Tuesday 6 November 2018

Regreso onírico a Brixton

Llevaba ya la friolera de cinco meses alojada en el hostal. No sabía cómo había aguantado tanto tiempo viviendo en esas condiciones, aunque la verdad es que se habituó sorprendentemente rápido a ellas. Compartir habitación con una decena de desconocidos le parecía una hazaña difícil de perpetuar. Para atenuar el lance, dotó a su nuevo entorno de elementos que lo hicieran más familiar; se creó un pequeño fortín en su litera a base de camisas colgadas con perchas de los laterales, pegó una foto de Neil Young en la pared y se adjudicó una mesilla donde colocó su pequeña biblioteca, conformada por un libro de recetas mediterráneas y dos revistas de música.

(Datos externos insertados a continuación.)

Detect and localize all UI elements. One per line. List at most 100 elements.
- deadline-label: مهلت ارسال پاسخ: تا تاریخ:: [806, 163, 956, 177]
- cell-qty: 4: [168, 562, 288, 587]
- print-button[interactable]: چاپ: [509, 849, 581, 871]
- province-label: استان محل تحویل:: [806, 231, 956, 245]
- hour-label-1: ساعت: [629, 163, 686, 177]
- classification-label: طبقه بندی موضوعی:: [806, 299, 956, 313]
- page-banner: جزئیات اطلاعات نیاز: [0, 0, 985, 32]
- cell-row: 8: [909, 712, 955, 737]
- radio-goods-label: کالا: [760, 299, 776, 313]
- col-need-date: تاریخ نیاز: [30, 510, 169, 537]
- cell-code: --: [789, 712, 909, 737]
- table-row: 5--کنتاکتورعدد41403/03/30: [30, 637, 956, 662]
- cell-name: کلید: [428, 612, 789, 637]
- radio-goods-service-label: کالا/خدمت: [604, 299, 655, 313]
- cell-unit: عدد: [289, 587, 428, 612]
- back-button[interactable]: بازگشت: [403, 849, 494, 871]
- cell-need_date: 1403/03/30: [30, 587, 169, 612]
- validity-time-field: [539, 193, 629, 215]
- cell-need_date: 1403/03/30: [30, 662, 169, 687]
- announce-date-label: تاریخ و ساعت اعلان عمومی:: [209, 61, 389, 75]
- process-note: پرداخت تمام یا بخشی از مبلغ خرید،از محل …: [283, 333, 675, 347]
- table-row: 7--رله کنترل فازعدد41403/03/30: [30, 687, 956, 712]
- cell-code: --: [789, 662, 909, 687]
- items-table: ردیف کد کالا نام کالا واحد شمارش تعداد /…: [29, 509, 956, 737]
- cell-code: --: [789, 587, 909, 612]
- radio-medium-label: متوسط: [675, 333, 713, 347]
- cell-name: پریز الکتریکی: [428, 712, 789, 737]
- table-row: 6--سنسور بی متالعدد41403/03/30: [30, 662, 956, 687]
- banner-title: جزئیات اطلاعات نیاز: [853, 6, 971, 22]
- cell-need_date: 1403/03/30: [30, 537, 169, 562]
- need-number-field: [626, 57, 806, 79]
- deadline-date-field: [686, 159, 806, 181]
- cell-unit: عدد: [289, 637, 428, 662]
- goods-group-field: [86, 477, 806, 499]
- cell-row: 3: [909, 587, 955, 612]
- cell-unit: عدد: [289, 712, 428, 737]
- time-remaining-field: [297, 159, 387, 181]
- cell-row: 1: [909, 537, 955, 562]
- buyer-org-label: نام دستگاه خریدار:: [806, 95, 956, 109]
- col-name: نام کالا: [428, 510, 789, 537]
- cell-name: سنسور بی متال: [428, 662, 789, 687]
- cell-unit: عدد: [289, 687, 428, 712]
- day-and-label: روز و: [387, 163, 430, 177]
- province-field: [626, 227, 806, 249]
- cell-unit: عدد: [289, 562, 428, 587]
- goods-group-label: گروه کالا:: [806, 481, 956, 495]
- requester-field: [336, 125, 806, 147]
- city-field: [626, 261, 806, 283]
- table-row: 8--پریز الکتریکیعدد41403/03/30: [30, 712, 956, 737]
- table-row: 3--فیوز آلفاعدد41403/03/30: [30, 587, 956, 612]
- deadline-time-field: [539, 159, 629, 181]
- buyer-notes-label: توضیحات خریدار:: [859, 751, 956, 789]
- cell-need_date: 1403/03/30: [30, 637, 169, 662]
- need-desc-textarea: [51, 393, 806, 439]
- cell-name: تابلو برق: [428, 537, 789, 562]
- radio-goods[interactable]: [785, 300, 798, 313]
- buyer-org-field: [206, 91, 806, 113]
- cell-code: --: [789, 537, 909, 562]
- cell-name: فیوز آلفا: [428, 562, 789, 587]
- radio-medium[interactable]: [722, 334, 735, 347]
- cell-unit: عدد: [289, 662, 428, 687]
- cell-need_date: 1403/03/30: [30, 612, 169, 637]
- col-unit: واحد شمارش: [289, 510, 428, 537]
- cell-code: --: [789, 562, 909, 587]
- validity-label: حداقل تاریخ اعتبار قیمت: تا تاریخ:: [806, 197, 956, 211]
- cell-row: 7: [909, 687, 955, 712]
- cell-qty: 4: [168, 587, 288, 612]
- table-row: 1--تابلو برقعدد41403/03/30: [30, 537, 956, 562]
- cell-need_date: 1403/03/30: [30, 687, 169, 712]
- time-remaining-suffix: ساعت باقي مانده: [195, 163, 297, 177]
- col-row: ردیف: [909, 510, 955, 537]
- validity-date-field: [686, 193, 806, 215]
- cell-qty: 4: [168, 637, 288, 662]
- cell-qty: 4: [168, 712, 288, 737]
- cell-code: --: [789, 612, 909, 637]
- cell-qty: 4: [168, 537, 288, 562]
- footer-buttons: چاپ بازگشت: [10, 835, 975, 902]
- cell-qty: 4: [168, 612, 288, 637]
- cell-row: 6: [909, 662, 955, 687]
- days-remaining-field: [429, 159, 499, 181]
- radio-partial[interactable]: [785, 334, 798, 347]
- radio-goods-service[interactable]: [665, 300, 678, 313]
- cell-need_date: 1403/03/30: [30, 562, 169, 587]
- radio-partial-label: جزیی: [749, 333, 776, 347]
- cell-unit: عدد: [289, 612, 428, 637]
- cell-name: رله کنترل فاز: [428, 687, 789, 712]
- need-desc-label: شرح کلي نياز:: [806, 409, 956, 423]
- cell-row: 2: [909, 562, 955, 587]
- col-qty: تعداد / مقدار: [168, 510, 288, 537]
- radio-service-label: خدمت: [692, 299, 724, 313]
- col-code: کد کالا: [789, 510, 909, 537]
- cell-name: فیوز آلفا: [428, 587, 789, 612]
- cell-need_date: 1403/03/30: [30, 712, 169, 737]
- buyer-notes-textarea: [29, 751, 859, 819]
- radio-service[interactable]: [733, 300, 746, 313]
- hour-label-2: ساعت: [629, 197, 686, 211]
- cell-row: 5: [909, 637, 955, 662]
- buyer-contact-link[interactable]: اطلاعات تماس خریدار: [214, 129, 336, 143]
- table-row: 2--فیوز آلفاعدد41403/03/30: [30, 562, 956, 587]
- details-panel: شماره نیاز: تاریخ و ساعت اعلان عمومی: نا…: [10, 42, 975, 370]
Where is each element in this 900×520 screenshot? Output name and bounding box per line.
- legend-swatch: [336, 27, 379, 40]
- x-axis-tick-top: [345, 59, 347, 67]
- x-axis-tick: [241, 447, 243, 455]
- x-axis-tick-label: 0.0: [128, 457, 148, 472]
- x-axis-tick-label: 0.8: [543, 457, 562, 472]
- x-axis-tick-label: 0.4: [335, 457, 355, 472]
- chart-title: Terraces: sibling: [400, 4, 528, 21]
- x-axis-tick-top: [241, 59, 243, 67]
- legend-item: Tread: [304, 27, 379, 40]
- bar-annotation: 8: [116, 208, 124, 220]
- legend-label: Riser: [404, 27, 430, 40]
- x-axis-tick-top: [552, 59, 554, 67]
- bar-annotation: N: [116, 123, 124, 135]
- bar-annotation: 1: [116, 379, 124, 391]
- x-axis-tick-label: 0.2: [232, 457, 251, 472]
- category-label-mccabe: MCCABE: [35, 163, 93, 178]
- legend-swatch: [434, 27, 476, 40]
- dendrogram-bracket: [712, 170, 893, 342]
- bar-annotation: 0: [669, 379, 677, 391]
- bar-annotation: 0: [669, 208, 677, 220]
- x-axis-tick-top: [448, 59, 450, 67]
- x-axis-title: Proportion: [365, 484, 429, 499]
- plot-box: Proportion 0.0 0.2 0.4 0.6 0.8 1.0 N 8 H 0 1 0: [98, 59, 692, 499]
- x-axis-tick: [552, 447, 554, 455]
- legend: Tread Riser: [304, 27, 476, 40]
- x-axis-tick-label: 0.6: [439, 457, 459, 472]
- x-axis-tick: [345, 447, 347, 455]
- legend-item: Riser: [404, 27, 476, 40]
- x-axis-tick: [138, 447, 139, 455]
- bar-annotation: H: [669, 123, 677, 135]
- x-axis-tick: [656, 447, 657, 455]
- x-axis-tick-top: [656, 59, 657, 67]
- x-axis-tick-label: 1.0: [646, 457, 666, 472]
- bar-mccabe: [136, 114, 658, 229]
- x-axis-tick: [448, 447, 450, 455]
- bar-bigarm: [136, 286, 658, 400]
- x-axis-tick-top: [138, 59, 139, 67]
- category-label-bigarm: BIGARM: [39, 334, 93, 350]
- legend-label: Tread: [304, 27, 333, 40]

Sus compañeros de habitáculo variaban según el día. Había momentos en los que se congregaban grupos con los que era arduo empatizar. Se caracterizaban por su afán de hacerse oír y por una necedad sin límites. ‘A palabras necias, oídos sordos’, se repetía en tales situaciones Leonor. A pesar de ello, tuvo la suerte de coincidir durante unos meses con tres viajeros que se encontraban en circunstancias similares a las suyas: Travis, Martin y Mado. El primero era un veinteañero australiano de aspecto huraño que, como tantos otros australianos, pasaba un año en el Reino Unido para viajar por Europa y adquirir una nueva perspectiva del mundo y de sí mismo. Pese a la impresión inicial que transmitía su apariencia, resultó ser alguien afable y con una apertura de miras inusitada para alguien de su edad. Martin y Mado formaban una entrañable pareja francesa que desde el primer momento acogieron a Leonor como alguien de su familia. Todos ellos tenían algo en común que hizo que su vínculo se afianzara: una devoción por la música que les consumía. También compartían una actitud que en Escocia no parecía ser muy popular: todos tenían la costumbre de llamar a las cosas por su nombre, sin rodeos, eufemismos ni retóricas vacuas. ‘Al pan, pan y al vino, vino’, como solía decir la abuela de Leonor.